4. It starts out well-- a woman is standing in front of her McMansion in a wealthy suburb of Cleveland watching it burn down. Forty pages into it, I was completely hooked. But then it started to feel... predictable. And then the characters started to seem like types instead of individuals. And then it started to seem less like a novel and more like a lecture. About the time I hit 65%, I realized, I hate this book. I skimmed through to the end and gave it two stars on Goodreads. Extremely disappointing.

5. One of several strands of the story is the difficult relationship between a mom and her teenage daughter. We saw Lady Bird last weekend, and it made me realize how good that movie really was. We were impressed with it when we saw it in the theater, but reading Little Fires, which has a sort-of similar situation between two characters who are practically clichés, made me realize how fully realized the complex characters were in Lady Bird. (apologies for the convoluted sentence but hopefully you figured it out.) Good movie. Not always easy to watch.

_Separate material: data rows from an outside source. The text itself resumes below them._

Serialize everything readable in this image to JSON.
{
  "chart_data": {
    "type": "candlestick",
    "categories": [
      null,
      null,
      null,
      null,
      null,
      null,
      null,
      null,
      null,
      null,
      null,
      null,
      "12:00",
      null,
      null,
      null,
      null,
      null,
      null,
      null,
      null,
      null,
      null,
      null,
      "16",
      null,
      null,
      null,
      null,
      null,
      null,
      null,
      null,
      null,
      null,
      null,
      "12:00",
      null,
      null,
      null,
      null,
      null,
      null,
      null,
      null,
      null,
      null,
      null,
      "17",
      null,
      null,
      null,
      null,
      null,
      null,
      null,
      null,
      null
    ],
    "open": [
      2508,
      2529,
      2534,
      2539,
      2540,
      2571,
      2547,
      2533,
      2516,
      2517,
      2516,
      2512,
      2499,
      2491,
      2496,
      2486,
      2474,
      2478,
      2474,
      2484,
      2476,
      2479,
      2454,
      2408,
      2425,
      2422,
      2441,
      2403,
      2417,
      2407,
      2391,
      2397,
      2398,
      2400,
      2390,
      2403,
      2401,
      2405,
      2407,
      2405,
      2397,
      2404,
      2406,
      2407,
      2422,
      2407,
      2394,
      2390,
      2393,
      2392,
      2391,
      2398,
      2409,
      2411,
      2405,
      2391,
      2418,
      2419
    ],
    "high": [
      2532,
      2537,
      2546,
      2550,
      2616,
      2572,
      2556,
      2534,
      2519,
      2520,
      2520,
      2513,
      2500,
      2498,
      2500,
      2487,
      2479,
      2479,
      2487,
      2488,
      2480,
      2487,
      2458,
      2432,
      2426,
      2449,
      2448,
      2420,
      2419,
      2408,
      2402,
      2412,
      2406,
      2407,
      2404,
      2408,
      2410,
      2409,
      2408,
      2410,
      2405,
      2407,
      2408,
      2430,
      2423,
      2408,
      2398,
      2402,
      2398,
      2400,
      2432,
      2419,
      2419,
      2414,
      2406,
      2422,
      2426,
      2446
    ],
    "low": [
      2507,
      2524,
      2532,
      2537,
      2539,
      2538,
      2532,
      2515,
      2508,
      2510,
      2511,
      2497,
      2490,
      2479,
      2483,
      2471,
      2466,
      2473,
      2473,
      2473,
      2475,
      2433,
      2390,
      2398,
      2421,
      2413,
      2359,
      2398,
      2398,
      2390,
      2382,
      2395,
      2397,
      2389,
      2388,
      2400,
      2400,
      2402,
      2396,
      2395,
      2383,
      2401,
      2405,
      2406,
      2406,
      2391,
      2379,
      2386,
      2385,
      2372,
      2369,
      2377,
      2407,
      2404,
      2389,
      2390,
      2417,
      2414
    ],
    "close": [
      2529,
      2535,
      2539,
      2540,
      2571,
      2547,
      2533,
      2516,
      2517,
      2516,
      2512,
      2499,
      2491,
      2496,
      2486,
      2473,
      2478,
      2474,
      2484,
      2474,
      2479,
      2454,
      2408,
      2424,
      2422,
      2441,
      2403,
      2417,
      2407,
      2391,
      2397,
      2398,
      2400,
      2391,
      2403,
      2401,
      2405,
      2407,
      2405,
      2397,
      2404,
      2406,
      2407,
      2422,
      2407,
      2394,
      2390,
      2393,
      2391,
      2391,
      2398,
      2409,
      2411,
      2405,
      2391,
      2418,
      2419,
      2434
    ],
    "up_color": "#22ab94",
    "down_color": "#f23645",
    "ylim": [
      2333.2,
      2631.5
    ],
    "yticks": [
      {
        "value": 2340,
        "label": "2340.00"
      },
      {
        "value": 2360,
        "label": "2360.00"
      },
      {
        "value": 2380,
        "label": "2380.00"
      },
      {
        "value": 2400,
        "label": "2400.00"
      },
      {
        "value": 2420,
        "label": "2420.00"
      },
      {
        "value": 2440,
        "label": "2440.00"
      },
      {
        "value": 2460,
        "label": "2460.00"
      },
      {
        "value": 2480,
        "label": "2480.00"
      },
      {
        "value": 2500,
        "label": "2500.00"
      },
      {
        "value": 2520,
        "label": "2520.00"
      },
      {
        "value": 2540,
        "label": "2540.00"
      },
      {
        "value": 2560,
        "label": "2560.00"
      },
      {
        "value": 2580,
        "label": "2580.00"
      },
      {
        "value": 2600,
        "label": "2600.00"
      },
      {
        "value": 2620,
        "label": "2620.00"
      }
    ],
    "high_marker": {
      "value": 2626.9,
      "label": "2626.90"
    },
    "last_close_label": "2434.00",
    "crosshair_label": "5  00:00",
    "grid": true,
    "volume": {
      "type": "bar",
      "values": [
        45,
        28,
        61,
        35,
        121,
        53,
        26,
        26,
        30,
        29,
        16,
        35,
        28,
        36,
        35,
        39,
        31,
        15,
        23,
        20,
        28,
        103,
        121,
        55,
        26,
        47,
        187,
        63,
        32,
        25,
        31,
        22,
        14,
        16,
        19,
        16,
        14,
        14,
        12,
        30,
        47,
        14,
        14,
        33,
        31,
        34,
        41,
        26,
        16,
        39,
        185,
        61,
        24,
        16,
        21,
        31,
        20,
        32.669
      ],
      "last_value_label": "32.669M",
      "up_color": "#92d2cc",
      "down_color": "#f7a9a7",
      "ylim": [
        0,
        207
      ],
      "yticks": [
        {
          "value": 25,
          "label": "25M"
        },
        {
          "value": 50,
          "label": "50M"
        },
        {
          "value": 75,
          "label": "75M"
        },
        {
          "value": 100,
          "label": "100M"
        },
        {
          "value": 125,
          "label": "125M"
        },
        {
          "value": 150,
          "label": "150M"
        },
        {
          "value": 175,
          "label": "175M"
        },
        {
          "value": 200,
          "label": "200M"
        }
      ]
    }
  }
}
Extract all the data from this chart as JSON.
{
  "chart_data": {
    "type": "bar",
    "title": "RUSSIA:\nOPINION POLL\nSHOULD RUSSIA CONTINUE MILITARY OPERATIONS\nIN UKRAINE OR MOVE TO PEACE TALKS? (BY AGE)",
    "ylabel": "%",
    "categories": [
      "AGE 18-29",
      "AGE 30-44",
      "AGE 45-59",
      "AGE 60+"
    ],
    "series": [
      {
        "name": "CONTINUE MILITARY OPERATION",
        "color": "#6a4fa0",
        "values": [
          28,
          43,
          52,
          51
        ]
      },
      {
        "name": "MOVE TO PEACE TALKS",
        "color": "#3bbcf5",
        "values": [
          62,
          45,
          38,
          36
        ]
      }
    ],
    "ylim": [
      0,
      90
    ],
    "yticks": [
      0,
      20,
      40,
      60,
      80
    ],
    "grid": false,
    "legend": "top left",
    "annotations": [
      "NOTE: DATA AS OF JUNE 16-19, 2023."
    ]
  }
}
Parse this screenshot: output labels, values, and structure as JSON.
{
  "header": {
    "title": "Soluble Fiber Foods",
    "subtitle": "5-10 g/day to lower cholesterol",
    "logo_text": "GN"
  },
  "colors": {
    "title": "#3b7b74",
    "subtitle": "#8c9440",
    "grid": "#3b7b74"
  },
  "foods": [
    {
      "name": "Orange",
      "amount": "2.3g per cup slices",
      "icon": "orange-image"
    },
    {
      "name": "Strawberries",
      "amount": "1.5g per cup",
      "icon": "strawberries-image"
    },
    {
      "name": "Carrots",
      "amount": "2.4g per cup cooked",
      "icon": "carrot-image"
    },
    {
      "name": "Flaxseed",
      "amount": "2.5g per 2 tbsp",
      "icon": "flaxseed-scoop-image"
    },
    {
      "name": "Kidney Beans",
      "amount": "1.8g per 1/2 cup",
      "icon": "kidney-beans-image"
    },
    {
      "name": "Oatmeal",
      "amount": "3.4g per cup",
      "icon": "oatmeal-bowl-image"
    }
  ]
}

6. Did you know that it is now acceptable to use "hopefully" in the sense of "it is to be hoped"? For a long time that was one of those English teacher pet peeves--you were only supposed to use "hopefully" when you meant something was filled with hope, like the expression on your dog's face when he looks at you hopefully, expecting a treat. You were not supposed to use it the way I did in the previous paragraph. But the times, they change. I went looking for a source to back that up and discovered that the AP Style Guide changed its opinion on "hopefully" back in 2012, so I'm late. No surprise.

7. Super Bowl Schmuper Bowl. I was hoping that the Vikings would make it-- I don't care about the Vikings, but we have friends who do, and I could root vicariously for them. But two teams from the northeast-- just can't bring myself to care. However, we're having friends over to watch the commercials and the half-time show, plus eat lots of food, so maybe we will have fun anyway.